他笑道,“殿下可会觉得我狂妄自大,借陛下恩典,占据一席官员之位。”
魏怀沧看他在前面漫步走,单单望着背影只觉得不受控制的心脏,在狂跳不已。
【攻略值+20%。】
时添勾唇,回首时触及到了一双深邃的眼眸里,熟悉而又灼热。
“太傅是我的太傅,地位高贵,即便是那些不满意的大臣也无法质疑。”
“况且以太傅之能,学生很愿意向太傅学习,侍奉左右。”
“如此便好,从此以后你便是我唯一的学生了。”
第81章 羸弱皇太孙的嗜睡太傅(5)
册封时添的旨意,早就已传遍了所有大臣的耳朵里,反对的人自然不在少数。
尤其是以二殿下、三殿下为主的官员,打着觐言的幌子,明里暗里说他德不配位,不配担此重任。
但是帝王旨意又是如此好更改的,原先魏云霄便不是个仁君,从太后手下夺权,早已激起了他的杀戮之气。
那些官员最终还是止步于,要辞官威胁陛下的地步。
不过他可不在乎那些人到底辞不辞官,人没了,他还可以在科考招新。
所以最终,时添太傅的头衔以及挂在他身上的那个国子监祭酒的职位,也是掀起了一波皇城里所有人的震惊。
光是上门说亲的,便有十几个,但都被管家找了理由赶走了。
而时添一如既往的,躺在贵妃椅上小憩,今日恰好是休息日,魏怀沧出城去寺庙烧香敬佛,祷告去了。
所以他也落了个安闲自在。
在前几日进宫谢恩之后,他也陆续的逛过了国子监,以及宫里的上下路线,因此他也知道了一件事。

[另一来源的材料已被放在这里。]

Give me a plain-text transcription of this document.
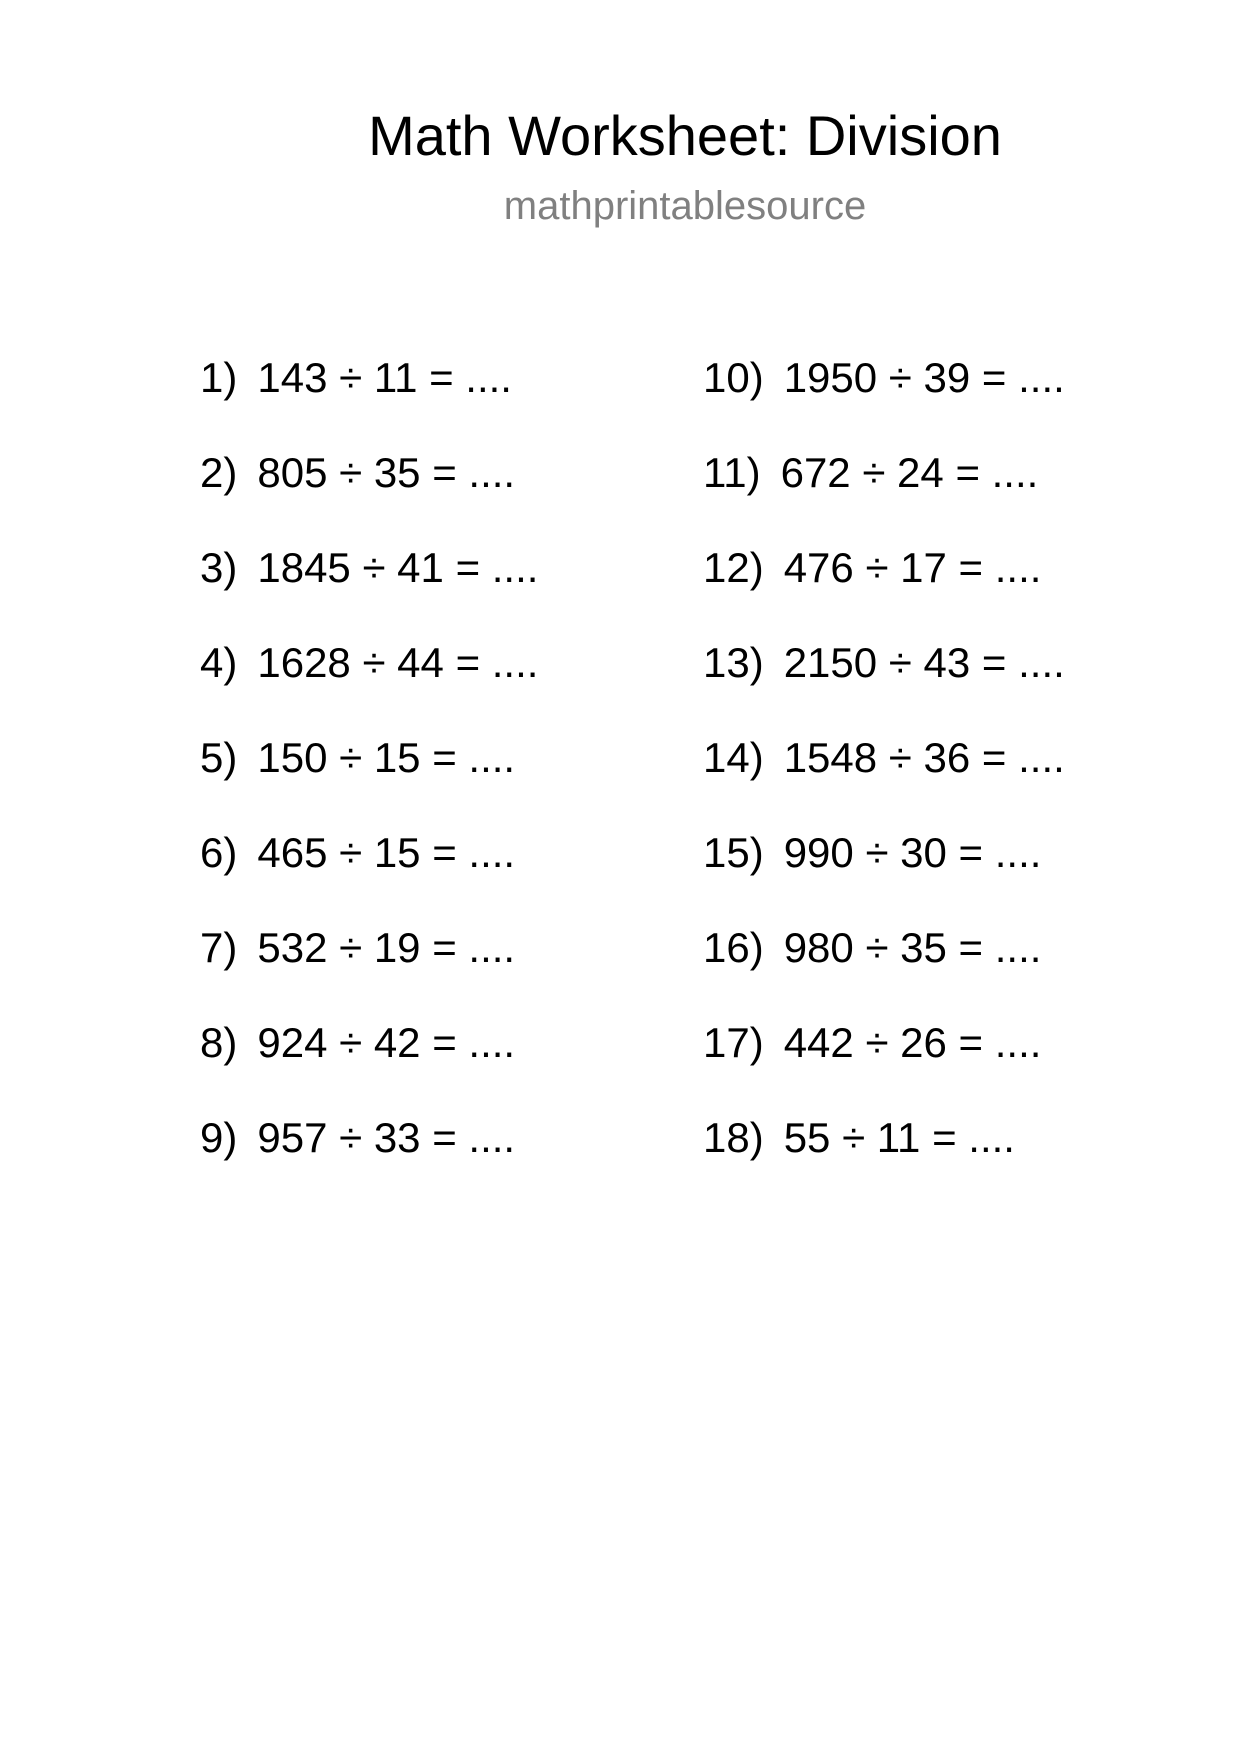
Math Worksheet: Division
mathprintablesource
1) 143 ÷ 11 = ....
2) 805 ÷ 35 = ....
3) 1845 ÷ 41 = ....
4) 1628 ÷ 44 = ....
5) 150 ÷ 15 = ....
6) 465 ÷ 15 = ....
7) 532 ÷ 19 = ....
8) 924 ÷ 42 = ....
9) 957 ÷ 33 = ....
10) 1950 ÷ 39 = ....
11) 672 ÷ 24 = ....
12) 476 ÷ 17 = ....
13) 2150 ÷ 43 = ....
14) 1548 ÷ 36 = ....
15) 990 ÷ 30 = ....
16) 980 ÷ 35 = ....
17) 442 ÷ 26 = ....
18) 55 ÷ 11 = ....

魏怀沧的寝宫如今居住在东宫,并且在先太子薨逝后,也不曾让人搬出来。
这太子之位空虚,自然有许多人虎视眈眈。可偏偏魏云霄一意孤行,认定要魏怀沧代替他的父皇,继承储君之位。
而这,无异于是将他推入了旋涡之中。
时添想到这里,眉头不禁的蹙起,闭眼享受的温暖太阳光,忽然被遮挡了大半,他很不满意的睁开眼睛。
却发现眼前遮挡阳光之人,翩翩少年。
金丝点缀的衣袍华贵,鼻若悬梁、唇若涂丹,肤如凝脂,尤其是那双明亮璀璨的眼眸,弯弯的带着笑意,他的发丝都在光下闪闪发光。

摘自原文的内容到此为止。